Dikutip dari BISNISMARKET.COM, AFPI telah memberikan sanksi etik kepada PT Indosaku Digital Teknologi, sebuah perusahaan pinjaman online yang diduga melakukan pelanggaran terhadap Pedoman Perilaku yang telah ditetapkan oleh AFPI.
Tindakan ini diambil setelah melalui serangkaian proses pemeriksaan yang mendalam, menunjukkan komitmen AFPI untuk memastikan bahwa semua anggotanya patuh pada standar etika yang telah ditetapkan.
Keputusan AFPI untuk memberikan sanksi etik kepada PT Indosaku Digital Teknologi menunjukkan bahwa asosiasi ini serius dalam mengatasi praktik pinjaman online yang tidak sehat.
Dengan mengambil tindakan tegas, AFPI memberikan signal bahwa pelanggaran terhadap pedoman etika tidak akan ditoleransi, dan semua anggota harus mematuhi standar yang telah ditetapkan.
Dikutip dari BISNISMARKET.COM, pemberian sanksi ini merupakan tindak lanjut dari terungkapnya dugaan pelanggaran yang dilakukan oleh perusahaan pinjaman online tersebut.
Tindakan AFPI ini juga menunjukkan komitmennya untuk melindungi konsumen dan memastikan bahwa industri fintech di Indonesia berkembang dengan sehat dan berkelanjutan.

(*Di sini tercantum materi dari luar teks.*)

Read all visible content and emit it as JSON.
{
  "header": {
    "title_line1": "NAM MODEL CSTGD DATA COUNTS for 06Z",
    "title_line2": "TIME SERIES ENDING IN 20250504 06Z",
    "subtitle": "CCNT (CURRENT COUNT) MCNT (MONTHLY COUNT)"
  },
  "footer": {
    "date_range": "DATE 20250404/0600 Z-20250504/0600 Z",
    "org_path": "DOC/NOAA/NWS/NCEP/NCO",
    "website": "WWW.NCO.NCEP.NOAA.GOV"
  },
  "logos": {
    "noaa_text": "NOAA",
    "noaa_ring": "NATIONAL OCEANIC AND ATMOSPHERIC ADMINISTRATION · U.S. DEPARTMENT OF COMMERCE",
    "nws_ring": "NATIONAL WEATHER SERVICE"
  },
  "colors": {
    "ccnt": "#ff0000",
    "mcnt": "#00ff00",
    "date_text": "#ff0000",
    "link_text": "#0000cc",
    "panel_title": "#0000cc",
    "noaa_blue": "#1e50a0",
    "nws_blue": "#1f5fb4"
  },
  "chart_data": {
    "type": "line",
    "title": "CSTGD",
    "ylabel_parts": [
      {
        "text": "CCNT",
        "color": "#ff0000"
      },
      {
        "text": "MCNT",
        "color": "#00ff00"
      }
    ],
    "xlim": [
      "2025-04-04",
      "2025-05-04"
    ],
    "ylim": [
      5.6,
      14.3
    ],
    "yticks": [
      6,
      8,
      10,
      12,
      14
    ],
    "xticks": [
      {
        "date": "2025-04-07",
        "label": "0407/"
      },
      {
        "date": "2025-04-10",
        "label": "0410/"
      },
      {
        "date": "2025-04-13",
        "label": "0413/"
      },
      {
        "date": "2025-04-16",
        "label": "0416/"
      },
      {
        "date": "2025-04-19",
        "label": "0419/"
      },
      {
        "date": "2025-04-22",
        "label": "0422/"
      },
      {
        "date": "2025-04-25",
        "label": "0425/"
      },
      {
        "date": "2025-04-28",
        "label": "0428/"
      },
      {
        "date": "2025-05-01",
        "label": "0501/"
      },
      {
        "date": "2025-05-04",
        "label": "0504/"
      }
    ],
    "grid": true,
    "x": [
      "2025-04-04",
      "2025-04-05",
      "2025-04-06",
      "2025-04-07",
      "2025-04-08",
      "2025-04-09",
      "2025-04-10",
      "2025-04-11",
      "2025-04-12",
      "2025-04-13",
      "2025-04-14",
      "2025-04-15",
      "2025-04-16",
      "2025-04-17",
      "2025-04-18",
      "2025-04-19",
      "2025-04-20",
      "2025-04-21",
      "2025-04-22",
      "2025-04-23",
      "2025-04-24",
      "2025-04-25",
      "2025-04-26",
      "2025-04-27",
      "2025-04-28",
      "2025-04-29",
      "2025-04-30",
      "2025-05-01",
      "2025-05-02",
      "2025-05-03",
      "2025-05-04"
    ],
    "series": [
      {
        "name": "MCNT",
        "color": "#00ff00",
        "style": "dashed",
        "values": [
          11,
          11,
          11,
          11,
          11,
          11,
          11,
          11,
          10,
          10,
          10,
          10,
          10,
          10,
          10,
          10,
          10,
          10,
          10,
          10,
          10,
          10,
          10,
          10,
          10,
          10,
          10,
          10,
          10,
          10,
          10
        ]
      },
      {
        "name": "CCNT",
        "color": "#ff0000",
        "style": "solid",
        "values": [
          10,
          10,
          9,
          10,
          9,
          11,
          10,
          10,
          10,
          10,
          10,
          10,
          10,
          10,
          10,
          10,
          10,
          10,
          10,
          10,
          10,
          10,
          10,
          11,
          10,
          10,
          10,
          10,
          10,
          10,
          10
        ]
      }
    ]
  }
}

Dalam upaya untuk memastikan bahwa semua perusahaan pinjaman online patuh pada pedoman etika, AFPI terus melakukan pemantauan dan pengawasan terhadap anggotanya.
Dengan demikian, konsumen dapat merasa aman dan terlindungi ketika menggunakan layanan pinjaman online, karena AFPI selalu berusaha untuk menjaga integritas industri fintech.